Some time in the middle of my Le Guin Readathon, a friend said she’d read everything by UKLG in her Anarchist youth. I rushed from the room and brought back the first two Catwings books – this book and Catwings Return – which she admitted she hadn’t heard of. When she brought them back a couple of days later she said she’d enjoyed them, but two were enough: no need for Wonderful Alexander and the Catwings and Jane on her Own (neither of which I’ve read, so it seems I agree with her). Before putting them back on the shelf where we keep books for visiting children, I re-read just this one, and found it just as magical as the first time. I believe the idea for this book came to Ms Le Guin while she was standing in a queue at a supermarket, and she drew a sketch of a cat with wings on the back of her shopping list. S D Schindler’s convincingly realistic illustrations are a large part of the book’s charm. This was probably my fifteenth reading, and the last line still brought tears to my eyes.
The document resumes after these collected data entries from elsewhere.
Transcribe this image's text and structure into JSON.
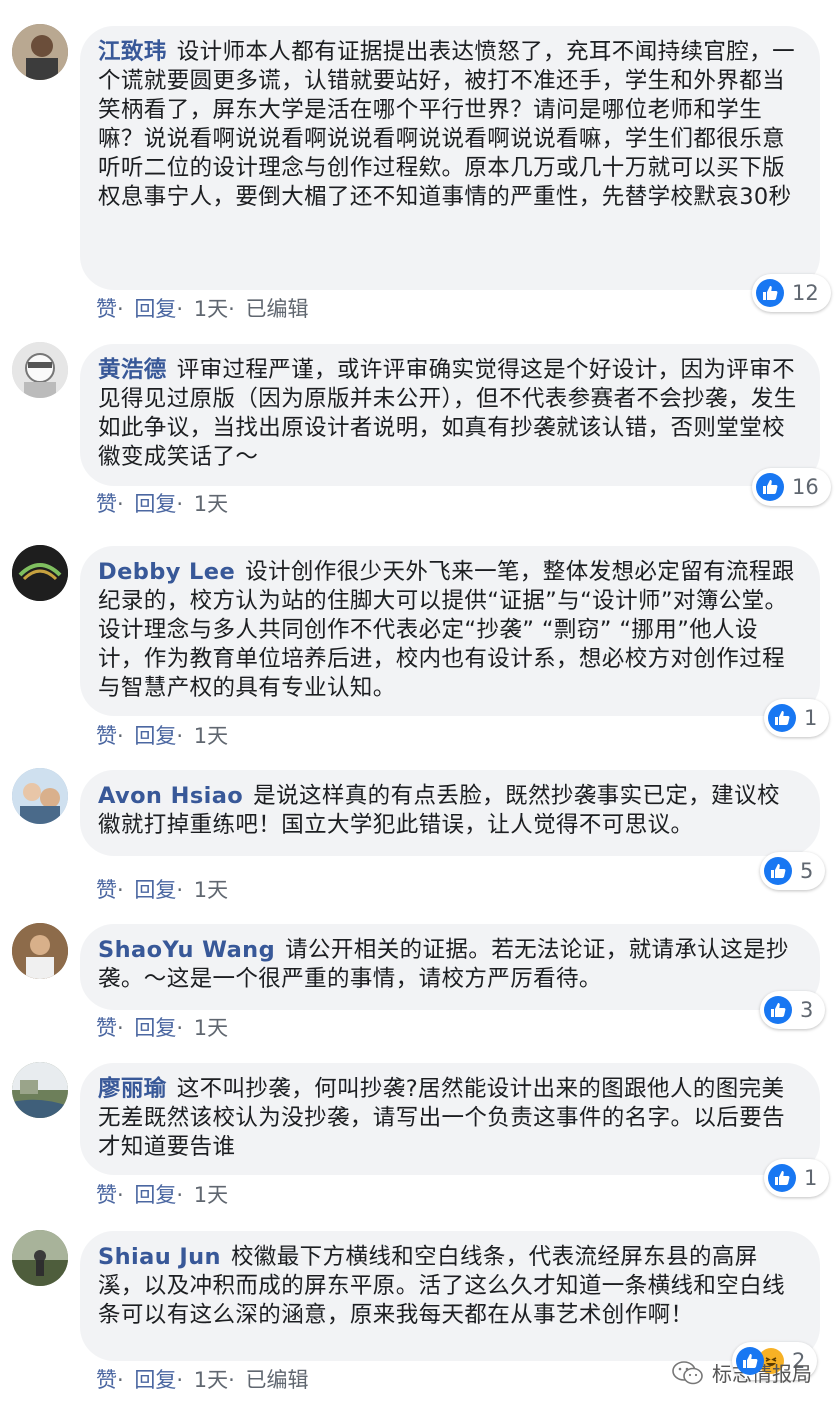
{
  "comments": [
    {
      "author": "江致玮",
      "text": "设计师本人都有证据提出表达愤怒了，充耳不闻持续官腔，一个谎就要圆更多谎，认错就要站好，被打不准还手，学生和外界都当笑柄看了，屏东大学是活在哪个平行世界？请问是哪位老师和学生嘛？说说看啊说说看啊说说看啊说说看啊说说看嘛，学生们都很乐意听听二位的设计理念与创作过程欸。原本几万或几十万就可以买下版权息事宁人，要倒大楣了还不知道事情的严重性，先替学校默哀30秒",
      "like": "赞",
      "reply": "回复",
      "time": "1天",
      "edited": "已编辑",
      "reactions": "12",
      "avatar_color": "#8a7a6a"
    },
    {
      "author": "黄浩德",
      "text": "评审过程严谨，或许评审确实觉得这是个好设计，因为评审不见得见过原版（因为原版并未公开），但不代表参赛者不会抄袭，发生如此争议，当找出原设计者说明，如真有抄袭就该认错，否则堂堂校徽变成笑话了～",
      "like": "赞",
      "reply": "回复",
      "time": "1天",
      "reactions": "16",
      "avatar_color": "#d8d8d8"
    },
    {
      "author": "Debby Lee",
      "text": "设计创作很少天外飞来一笔，整体发想必定留有流程跟纪录的，校方认为站的住脚大可以提供“证据”与“设计师”对簿公堂。设计理念与多人共同创作不代表必定“抄袭” “剽窃” “挪用”他人设计，作为教育单位培养后进，校内也有设计系，想必校方对创作过程与智慧产权的具有专业认知。",
      "like": "赞",
      "reply": "回复",
      "time": "1天",
      "reactions": "1",
      "avatar_color": "#2a2a2a"
    },
    {
      "author": "Avon Hsiao",
      "text": "是说这样真的有点丢脸，既然抄袭事实已定，建议校徽就打掉重练吧！国立大学犯此错误，让人觉得不可思议。",
      "like": "赞",
      "reply": "回复",
      "time": "1天",
      "reactions": "5",
      "avatar_color": "#9bb3c9"
    },
    {
      "author": "ShaoYu Wang",
      "text": "请公开相关的证据。若无法论证，就请承认这是抄袭。～这是一个很严重的事情，请校方严厉看待。",
      "like": "赞",
      "reply": "回复",
      "time": "1天",
      "reactions": "3",
      "avatar_color": "#7a5a3a"
    },
    {
      "author": "廖丽瑜",
      "text": "这不叫抄袭，何叫抄袭?居然能设计出来的图跟他人的图完美无差既然该校认为没抄袭，请写出一个负责这事件的名字。以后要告才知道要告谁",
      "like": "赞",
      "reply": "回复",
      "time": "1天",
      "reactions": "1",
      "avatar_color": "#5d6b4e"
    },
    {
      "author": "Shiau Jun",
      "text": "校徽最下方横线和空白线条，代表流经屏东县的高屏溪，以及冲积而成的屏东平原。活了这么久才知道一条横线和空白线条可以有这么深的涵意，原来我每天都在从事艺术创作啊！",
      "like": "赞",
      "reply": "回复",
      "time": "1天",
      "edited": "已编辑",
      "reactions": "2",
      "avatar_color": "#6b7a58"
    }
  ],
  "watermark": "标志情报局",
  "colors": {
    "author": "#385898",
    "action_link": "#4b67a1",
    "bubble": "#f2f3f5",
    "like_blue": "#1877f2",
    "haha_yellow": "#f7b125"
  }
}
3 responses to “Bookblog #62: More UKLG

  1. Takes me back to the years when Stringer and I had a terrific collection of SF – all the good stuff .. 🙂

    Liked by 1 person

  2. Thank you for reminding me what a wonderful writer and world builder Ursula Le Guinn is.

    Liked by 1 person

  3. I have her 1985 novel Always Coming Home listed among my Great Reads for October. Otherwise have only read The Wizard of Earthsea.